By Dany Recio
Other Side Drive October 11, 2012
Pete Townshend was one the founding members of the Who and was responsible for more than one-hundred songs throughout their eleven album career. He dropped out of college to pursue music and became one of the world’s most iconic artists. Earlier this week at the age of 67 he released his Memoir “Who I Am.” It is the recollection of his life: through his childhood, the years with The Who, and beyond. The significance of his memoir can be highlighted by the fact that it will delve into the early years of the Who; a period of time when Rock and Roll began to take the shape of what we know it as today.
Pete formally created the Who when he and bassist John Entwistle recruited singer (Roger Daltrey) and Drummer (Doug Sandom) for rhythm and blues group. The group originally named The Detours soon changed their name after they replaced Sandom with the animated Kieth Moon. Who approached Daltry and told him that he was a better drummer than the one they had. They decided to try him and Pete Townshend described his experience of first hearing Moon play drums as “it was like listening to a jet-engine take off…” Moon solidified the line-up for the Who and they went on to record many successful singles and a slew of albums; both, popular and conceptual.
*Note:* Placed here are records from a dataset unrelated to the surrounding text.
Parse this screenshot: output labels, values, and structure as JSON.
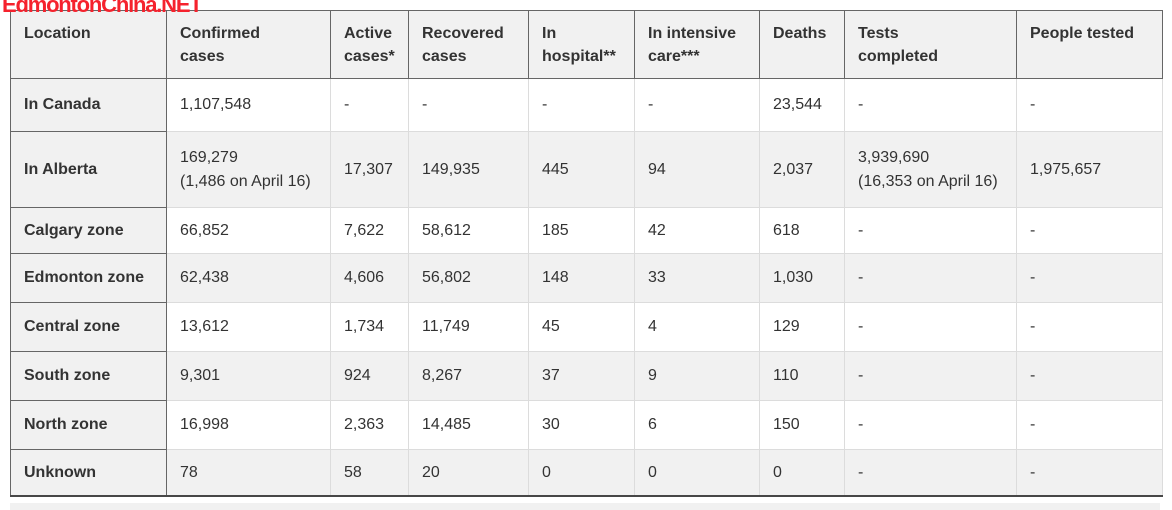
{
  "watermark": {
    "text": "EdmontonChina.NET",
    "color": "#f5222d"
  },
  "colors": {
    "header_bg": "#f1f1f1",
    "row_alt_bg": "#f1f1f1",
    "border_dark": "#666666",
    "border_light": "#dcdcdc",
    "table_bottom_border": "#474747",
    "text": "#333333",
    "watermark_red": "#f5222d"
  },
  "chart_data": {
    "type": "table",
    "columns": [
      "Location",
      "Confirmed\ncases",
      "Active\ncases*",
      "Recovered\ncases",
      "In\nhospital**",
      "In intensive\ncare***",
      "Deaths",
      "Tests\ncompleted",
      "People tested"
    ],
    "rows": [
      {
        "location": "In Canada",
        "values": [
          "1,107,548",
          "-",
          "-",
          "-",
          "-",
          "23,544",
          "-",
          "-"
        ]
      },
      {
        "location": "In Alberta",
        "values": [
          "169,279\n(1,486 on April 16)",
          "17,307",
          "149,935",
          "445",
          "94",
          "2,037",
          "3,939,690\n(16,353 on April 16)",
          "1,975,657"
        ]
      },
      {
        "location": "Calgary zone",
        "values": [
          "66,852",
          "7,622",
          "58,612",
          "185",
          "42",
          "618",
          "-",
          "-"
        ]
      },
      {
        "location": "Edmonton zone",
        "values": [
          "62,438",
          "4,606",
          "56,802",
          "148",
          "33",
          "1,030",
          "-",
          "-"
        ]
      },
      {
        "location": "Central zone",
        "values": [
          "13,612",
          "1,734",
          "11,749",
          "45",
          "4",
          "129",
          "-",
          "-"
        ]
      },
      {
        "location": "South zone",
        "values": [
          "9,301",
          "924",
          "8,267",
          "37",
          "9",
          "110",
          "-",
          "-"
        ]
      },
      {
        "location": "North zone",
        "values": [
          "16,998",
          "2,363",
          "14,485",
          "30",
          "6",
          "150",
          "-",
          "-"
        ]
      },
      {
        "location": "Unknown",
        "values": [
          "78",
          "58",
          "20",
          "0",
          "0",
          "0",
          "-",
          "-"
        ]
      }
    ]
  }
}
Townshend wrote much of the Who’s material and he had quite a talent for writing for popular songs and creating elaborate rock opera’s. In the early years of the Who, he would push the limits of Blues and Rock; with fast-paced riffs and solos. His live presence also cemented him into the music world as formidable artist. In 1964, he accidentally broke his guitar on the low ceiling of the venue where they were performing. Rather than halting the performance he continued to smash it into pieces and continued the song with another guitar. This moment became a regular performance piece in the Who’s live show. Many other artists would imitate
Townshend including Jimmy Hendrix; who became good friends with the Who after their performance at Woodstock. Townshend was also one of the first artists to experiment with synthesizers in the 70’s. He created the long intro to the song Teenage Wasteland. Much of his work can be illustrated in how he always pushed himself creatively. He stretched the limits of what he could imagine to create his art. Pete Townshend is a legend of Rock. Helping cement its sound and it’s place in history.
From the Other Side I’m Dany Recio with Revolutions.